Georgia Developments Unfolding

By Jim Ellis

Rev. Raphael Warnock

Feb. 3, 2020 — Several things became clearer late last week about the Georgia Senate special election.

As expected, Rev. Raphael Warnock, pastor of the historic Ebenezer Baptist Church in Atlanta where Dr. Martin Luther King Jr. worshipped, co-pastored with his father, and where his funeral service was conducted, announced his US Senate candidacy.

Rev. Warnock becomes the second major declared Democratic candidate, joining Atlanta businessman Matt Lieberman, the son of 2000 Democratic Vice Presidential nominee and ex-Connecticut senator, Joe Lieberman. Additionally, former US Attorney and ex-state senator, Ed Tarver, also confirmed that he will enter the race within the next few weeks.

A few days ago, as we previously covered, north Georgia Rep. Doug Collins (R-Gainesville) officially became a candidate, ostensibly challenging appointed Sen. Kelly Loeffler (R).

Also, as we reported, a move is underway within the Georgia legislature to change the scheduled primary date in order to add the Senate special to the regular 2020 election calendar. Gov. Brian Kemp (R) scheduled the special as a jungle primary to occur concurrently with the general election on Nov. 3. All candidates will be on the same ballot with the top two advancing to a Jan. 5, 2021 run-off should no one receive majority support.

Late last week, proponents of the legislation, which most believe would help both Rep. Collins and the Democrats, were confronted with a roadblock that looks to derail their efforts. After the bill passed through the initial policy committee with only one opposition vote, the legislation was returned to the panel for technical reasons.

House Speaker David Ralston (R-Blue Ridge), who is from Collins’ district, said that even if the special election schedule bill were to pass it would not apply to this year’s calendar. The legislation would only apply to future electoral contests. Such a ruling means that Gov. Kemp’s jungle primary calendar will almost assuredly be the official schedule for the current Senate special election.

Statements coming from the National Republican Senatorial Committee spokespeople have been derisive toward Rep. Collins challenging Sen. Loeffler, saying his move will divide the party and give the Democrats a chance to win the seat. Some even claim the contest will hurt President Trump’s ability to carry Georgia in the national election. We tackled this latter argument earlier in the week and came to the opposite conclusion. Because both candidates will be running as close allies of the president, right-of-center turnout should actually increase because of the competitive Senate race.

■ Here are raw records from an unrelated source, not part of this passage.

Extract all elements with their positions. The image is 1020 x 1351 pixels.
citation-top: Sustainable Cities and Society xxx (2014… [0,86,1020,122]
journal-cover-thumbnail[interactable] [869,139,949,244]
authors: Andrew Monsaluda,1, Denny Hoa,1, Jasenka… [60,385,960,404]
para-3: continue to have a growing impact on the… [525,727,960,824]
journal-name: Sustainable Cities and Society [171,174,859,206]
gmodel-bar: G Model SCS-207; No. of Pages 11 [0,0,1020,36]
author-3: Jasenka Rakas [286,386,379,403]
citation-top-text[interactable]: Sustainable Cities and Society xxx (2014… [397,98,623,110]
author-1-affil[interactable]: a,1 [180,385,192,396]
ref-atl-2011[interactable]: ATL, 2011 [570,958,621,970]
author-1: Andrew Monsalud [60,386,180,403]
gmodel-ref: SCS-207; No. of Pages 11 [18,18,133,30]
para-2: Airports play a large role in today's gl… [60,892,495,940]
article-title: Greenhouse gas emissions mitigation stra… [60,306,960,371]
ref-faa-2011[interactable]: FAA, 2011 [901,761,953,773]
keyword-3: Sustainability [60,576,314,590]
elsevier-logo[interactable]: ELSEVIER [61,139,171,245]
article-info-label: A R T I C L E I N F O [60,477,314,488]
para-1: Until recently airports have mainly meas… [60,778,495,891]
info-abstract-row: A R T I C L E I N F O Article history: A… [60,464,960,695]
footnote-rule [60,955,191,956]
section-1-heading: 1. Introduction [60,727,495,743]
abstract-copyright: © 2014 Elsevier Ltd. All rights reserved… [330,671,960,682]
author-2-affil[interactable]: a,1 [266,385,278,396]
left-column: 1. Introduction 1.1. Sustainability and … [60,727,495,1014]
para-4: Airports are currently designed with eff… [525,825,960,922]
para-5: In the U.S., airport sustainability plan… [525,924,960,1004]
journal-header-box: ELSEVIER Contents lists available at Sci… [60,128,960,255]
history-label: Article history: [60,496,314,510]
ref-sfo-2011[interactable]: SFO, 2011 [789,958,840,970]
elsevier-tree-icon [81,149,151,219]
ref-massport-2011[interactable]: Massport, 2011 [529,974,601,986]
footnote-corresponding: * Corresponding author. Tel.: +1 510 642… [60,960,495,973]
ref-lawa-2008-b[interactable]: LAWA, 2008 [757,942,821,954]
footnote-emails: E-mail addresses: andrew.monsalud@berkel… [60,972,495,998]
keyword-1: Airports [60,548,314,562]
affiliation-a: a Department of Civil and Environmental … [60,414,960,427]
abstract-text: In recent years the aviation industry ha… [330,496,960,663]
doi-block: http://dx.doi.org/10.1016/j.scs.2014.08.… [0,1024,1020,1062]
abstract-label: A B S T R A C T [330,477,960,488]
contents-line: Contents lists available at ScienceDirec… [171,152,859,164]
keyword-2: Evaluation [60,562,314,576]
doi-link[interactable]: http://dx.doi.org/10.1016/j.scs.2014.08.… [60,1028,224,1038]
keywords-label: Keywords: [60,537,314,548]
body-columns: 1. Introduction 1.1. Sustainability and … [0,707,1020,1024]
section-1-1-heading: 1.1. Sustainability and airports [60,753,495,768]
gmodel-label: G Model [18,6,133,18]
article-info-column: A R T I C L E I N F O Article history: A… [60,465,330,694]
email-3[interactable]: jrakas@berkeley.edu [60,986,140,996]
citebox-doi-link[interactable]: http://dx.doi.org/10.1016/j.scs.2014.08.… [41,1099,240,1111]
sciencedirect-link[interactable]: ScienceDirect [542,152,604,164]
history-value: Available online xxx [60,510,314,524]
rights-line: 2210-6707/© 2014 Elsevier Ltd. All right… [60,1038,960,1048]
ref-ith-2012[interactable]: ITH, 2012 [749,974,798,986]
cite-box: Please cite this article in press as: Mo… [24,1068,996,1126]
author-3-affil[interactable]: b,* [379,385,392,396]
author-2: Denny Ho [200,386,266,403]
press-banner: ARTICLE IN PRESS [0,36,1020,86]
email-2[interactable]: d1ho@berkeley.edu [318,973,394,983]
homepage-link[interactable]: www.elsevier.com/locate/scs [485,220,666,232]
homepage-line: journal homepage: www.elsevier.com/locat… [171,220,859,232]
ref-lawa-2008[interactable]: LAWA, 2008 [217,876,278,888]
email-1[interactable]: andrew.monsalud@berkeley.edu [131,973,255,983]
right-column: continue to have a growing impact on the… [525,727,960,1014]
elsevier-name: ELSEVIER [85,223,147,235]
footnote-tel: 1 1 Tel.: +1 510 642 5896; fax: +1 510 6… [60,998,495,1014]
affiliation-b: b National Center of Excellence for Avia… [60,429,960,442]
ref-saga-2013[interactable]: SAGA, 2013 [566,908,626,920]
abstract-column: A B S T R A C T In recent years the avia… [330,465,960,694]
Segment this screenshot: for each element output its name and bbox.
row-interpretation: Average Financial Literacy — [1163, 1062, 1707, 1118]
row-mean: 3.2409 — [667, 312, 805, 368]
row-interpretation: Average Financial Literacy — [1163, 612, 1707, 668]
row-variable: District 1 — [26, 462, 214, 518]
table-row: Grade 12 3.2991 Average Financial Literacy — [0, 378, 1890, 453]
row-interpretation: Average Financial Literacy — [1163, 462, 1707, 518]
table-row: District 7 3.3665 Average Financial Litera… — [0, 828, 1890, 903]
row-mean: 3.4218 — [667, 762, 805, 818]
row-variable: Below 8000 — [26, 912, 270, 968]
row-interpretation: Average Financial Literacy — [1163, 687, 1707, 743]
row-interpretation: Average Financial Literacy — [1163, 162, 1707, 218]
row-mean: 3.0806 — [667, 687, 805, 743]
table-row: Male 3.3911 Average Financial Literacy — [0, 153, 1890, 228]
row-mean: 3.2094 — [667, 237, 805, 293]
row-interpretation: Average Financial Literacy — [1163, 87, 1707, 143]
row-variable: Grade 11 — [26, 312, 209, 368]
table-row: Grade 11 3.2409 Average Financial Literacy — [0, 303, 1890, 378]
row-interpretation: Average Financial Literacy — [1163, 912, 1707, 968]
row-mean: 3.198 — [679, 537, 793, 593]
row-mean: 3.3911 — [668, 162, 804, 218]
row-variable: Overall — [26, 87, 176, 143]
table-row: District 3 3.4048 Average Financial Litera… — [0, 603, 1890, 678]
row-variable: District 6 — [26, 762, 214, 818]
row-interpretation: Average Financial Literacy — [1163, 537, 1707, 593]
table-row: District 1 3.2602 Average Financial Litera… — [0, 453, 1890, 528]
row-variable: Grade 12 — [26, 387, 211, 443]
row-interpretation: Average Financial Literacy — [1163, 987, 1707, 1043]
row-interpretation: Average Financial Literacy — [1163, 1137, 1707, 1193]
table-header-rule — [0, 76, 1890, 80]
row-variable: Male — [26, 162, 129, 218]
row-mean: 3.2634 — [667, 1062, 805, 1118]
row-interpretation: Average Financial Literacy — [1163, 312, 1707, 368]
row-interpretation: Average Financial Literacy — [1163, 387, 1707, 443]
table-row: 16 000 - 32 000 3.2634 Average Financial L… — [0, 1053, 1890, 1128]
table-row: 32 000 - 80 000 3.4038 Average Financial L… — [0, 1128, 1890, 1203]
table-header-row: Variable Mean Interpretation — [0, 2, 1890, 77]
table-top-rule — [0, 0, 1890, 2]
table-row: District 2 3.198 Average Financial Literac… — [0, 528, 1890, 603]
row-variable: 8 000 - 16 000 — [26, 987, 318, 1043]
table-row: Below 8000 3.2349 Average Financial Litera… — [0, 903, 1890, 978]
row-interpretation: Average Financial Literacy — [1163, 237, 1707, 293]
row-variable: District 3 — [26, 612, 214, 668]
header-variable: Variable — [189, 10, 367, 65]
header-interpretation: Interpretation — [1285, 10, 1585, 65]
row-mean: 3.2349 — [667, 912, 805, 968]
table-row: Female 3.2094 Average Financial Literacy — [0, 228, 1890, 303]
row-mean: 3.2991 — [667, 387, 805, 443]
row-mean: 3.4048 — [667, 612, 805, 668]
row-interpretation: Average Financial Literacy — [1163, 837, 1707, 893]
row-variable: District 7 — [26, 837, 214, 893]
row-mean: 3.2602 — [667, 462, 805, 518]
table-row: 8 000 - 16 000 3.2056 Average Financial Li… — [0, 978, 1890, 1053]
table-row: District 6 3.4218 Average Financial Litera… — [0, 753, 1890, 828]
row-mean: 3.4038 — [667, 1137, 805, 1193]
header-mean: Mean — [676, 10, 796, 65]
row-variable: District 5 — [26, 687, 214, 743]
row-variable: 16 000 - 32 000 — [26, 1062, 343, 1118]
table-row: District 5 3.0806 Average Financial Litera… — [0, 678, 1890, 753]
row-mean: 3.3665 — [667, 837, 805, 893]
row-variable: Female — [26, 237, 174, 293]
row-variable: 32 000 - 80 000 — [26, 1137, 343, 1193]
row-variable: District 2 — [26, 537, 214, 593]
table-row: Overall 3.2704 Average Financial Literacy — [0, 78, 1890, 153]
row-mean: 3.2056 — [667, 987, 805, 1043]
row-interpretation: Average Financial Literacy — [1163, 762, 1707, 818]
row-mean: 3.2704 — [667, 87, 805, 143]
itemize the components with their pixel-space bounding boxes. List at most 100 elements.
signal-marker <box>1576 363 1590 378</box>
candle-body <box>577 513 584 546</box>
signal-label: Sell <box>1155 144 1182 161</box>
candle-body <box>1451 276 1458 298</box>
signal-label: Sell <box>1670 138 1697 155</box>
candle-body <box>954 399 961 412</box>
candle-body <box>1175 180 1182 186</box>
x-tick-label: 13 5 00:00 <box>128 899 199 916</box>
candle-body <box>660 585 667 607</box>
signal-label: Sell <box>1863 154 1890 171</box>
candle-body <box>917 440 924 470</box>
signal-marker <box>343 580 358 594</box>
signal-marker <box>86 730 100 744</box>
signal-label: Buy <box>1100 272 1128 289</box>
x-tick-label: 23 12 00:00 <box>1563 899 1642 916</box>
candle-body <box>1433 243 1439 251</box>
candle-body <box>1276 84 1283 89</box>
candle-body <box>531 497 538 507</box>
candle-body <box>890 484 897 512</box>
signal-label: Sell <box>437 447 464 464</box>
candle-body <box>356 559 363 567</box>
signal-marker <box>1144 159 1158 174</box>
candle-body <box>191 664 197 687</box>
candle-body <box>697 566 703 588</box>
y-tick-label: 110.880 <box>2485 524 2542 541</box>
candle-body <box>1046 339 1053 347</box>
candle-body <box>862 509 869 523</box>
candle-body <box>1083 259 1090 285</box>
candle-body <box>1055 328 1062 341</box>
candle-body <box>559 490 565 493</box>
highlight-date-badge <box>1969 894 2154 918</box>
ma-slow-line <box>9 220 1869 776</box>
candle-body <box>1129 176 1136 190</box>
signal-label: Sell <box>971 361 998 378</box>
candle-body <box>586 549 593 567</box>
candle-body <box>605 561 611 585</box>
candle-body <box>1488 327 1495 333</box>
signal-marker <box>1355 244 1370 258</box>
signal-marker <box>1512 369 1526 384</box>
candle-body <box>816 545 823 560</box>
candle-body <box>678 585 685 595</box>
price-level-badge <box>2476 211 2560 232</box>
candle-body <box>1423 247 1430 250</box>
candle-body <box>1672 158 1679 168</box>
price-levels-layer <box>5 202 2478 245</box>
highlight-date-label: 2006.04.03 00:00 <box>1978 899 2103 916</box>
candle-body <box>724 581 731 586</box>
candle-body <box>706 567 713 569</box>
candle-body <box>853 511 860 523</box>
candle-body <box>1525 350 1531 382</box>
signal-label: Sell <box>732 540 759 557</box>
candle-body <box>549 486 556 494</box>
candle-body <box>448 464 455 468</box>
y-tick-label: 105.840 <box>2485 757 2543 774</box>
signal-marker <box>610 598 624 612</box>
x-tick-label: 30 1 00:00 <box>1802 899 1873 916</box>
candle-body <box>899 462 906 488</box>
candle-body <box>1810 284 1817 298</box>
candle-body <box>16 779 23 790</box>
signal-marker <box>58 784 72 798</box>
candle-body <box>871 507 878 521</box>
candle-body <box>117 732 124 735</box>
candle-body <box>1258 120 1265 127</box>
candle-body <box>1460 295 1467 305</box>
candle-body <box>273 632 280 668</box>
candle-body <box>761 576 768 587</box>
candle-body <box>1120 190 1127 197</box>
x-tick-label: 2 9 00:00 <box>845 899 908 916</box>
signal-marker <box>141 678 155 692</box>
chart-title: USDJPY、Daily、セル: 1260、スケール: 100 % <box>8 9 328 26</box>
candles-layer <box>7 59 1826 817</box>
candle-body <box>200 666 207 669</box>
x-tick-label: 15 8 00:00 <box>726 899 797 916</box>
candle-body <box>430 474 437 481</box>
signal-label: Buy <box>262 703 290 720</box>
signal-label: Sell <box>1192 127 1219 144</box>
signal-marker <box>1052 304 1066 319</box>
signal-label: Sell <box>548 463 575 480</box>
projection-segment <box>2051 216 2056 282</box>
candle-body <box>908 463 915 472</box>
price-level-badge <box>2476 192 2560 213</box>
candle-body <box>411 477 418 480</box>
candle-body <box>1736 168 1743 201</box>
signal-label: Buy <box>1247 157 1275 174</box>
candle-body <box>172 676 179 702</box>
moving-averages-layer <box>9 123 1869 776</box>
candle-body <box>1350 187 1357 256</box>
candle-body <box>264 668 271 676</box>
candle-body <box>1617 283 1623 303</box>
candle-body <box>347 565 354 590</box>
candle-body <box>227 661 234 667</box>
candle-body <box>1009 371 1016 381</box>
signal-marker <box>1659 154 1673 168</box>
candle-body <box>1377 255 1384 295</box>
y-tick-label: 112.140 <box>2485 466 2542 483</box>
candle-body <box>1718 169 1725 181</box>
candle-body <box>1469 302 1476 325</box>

Some Democrats, looking at the jungle primary set-up, fear that the format could yield both Loeffler and Collins advancing to the run-off. With three Democratic candidates vying for support from a smaller vote base than Republicans, it is surmised that the aggregate totals could break in such a way that the strongest Dem only finishes third. Hence, Democratic support in the legislature is strong for the schedule change bill.

Rep. Collins counters some of the institutional Republican arguments against his candidacy with a McLaughlin Associates poll that gives the congressman a 32-11 percent lead over Sen. Loeffler following Lieberman, who would capture first place with 42 percent. This poll, however, was conducted from Dec. 16-18, soon after Loeffler was appointed and did not include the names of any other Democratic potential candidates. It was also before Sen. Loeffler engaged in a $2.6 million media buy where she proclaims strong loyalty to President Trump, a move to weaken Collins’ base.

It now appears that we will see 10 months of campaigning for this special election with an unclear outcome. With the increased number of credible candidates emerging, advancing to an early 2021 run-off appears likely. Who will occupy the two run-off slots, however, is difficult to ascertain at the present time.